Through trial and error, Evans is also finding a way to minimise the downside of digital platforms, namely that it can be (even) harder to decide if people are telling the truth. Conducting video interviews with groups (or even just two other people) can make the conversation more rounded and lively, and provide the discussion with appropriate checks and balances.
Daniel Beunza Ibanez, a sociologist at the Cass London Business School who studies financial traders in the City of London and New York, has come to similar conclusions. After talking to financiers during lockdown, he saw that they — like Indian rickshaw drivers — used a more intimate communication style on video chat.

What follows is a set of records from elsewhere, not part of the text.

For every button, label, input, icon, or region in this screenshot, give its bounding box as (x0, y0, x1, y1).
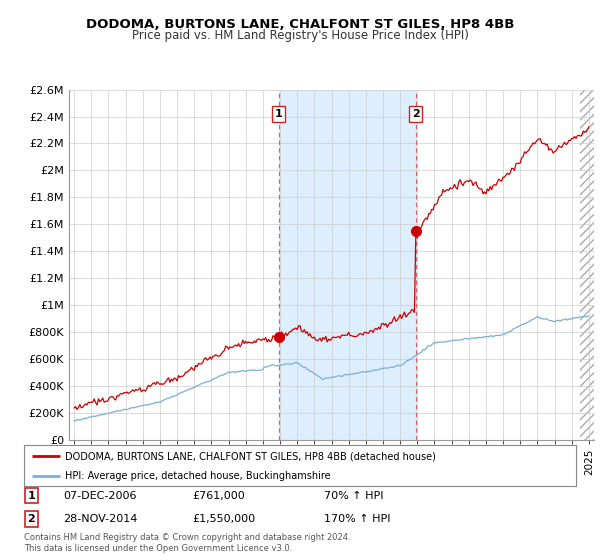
Bar (278, 90, 416, 440)
Text: £761,000: £761,000 (192, 491, 245, 501)
Text: 170% ↑ HPI: 170% ↑ HPI (324, 514, 391, 524)
Text: £1,550,000: £1,550,000 (192, 514, 255, 524)
Text: 07-DEC-2006: 07-DEC-2006 (63, 491, 137, 501)
Text: 1: 1 (28, 491, 35, 501)
Text: 2: 2 (412, 109, 419, 119)
Text: DODOMA, BURTONS LANE, CHALFONT ST GILES, HP8 4BB: DODOMA, BURTONS LANE, CHALFONT ST GILES,… (86, 18, 514, 31)
Text: 2: 2 (28, 514, 35, 524)
Text: HPI: Average price, detached house, Buckinghamshire: HPI: Average price, detached house, Buck… (65, 472, 331, 481)
Text: 28-NOV-2014: 28-NOV-2014 (63, 514, 137, 524)
Text: DODOMA, BURTONS LANE, CHALFONT ST GILES, HP8 4BB (detached house): DODOMA, BURTONS LANE, CHALFONT ST GILES,… (65, 451, 436, 461)
Text: 1: 1 (275, 109, 283, 119)
Text: 70% ↑ HPI: 70% ↑ HPI (324, 491, 383, 501)
Text: Price paid vs. HM Land Registry's House Price Index (HPI): Price paid vs. HM Land Registry's House … (131, 29, 469, 42)
Text: Contains HM Land Registry data © Crown copyright and database right 2024.
This d: Contains HM Land Registry data © Crown c… (24, 533, 350, 553)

This pattern may not apply to all professions: there are some jobs that definitely suffer when they move online. But these lesson do imply that it is time for us to shift the debate about the future of work. Instead of pondering whether digital is better than analogue — or vice versa — we need to see how they can be combined in a way that enriches us all.
We must begin to recognise that when the world does finally emerge from Covid-19 lockdowns, our ways of working will not simply revert to where we were before the pandemic hit. Our attitude to digital tools has shifted permanently, for both good and bad reasons. Entering lockdown has changed us all.
This is scary, but it is also producing unexpected silver linings. And if we can find an effective way to embrace a new on- and offline world, therein lies a reason for cheer.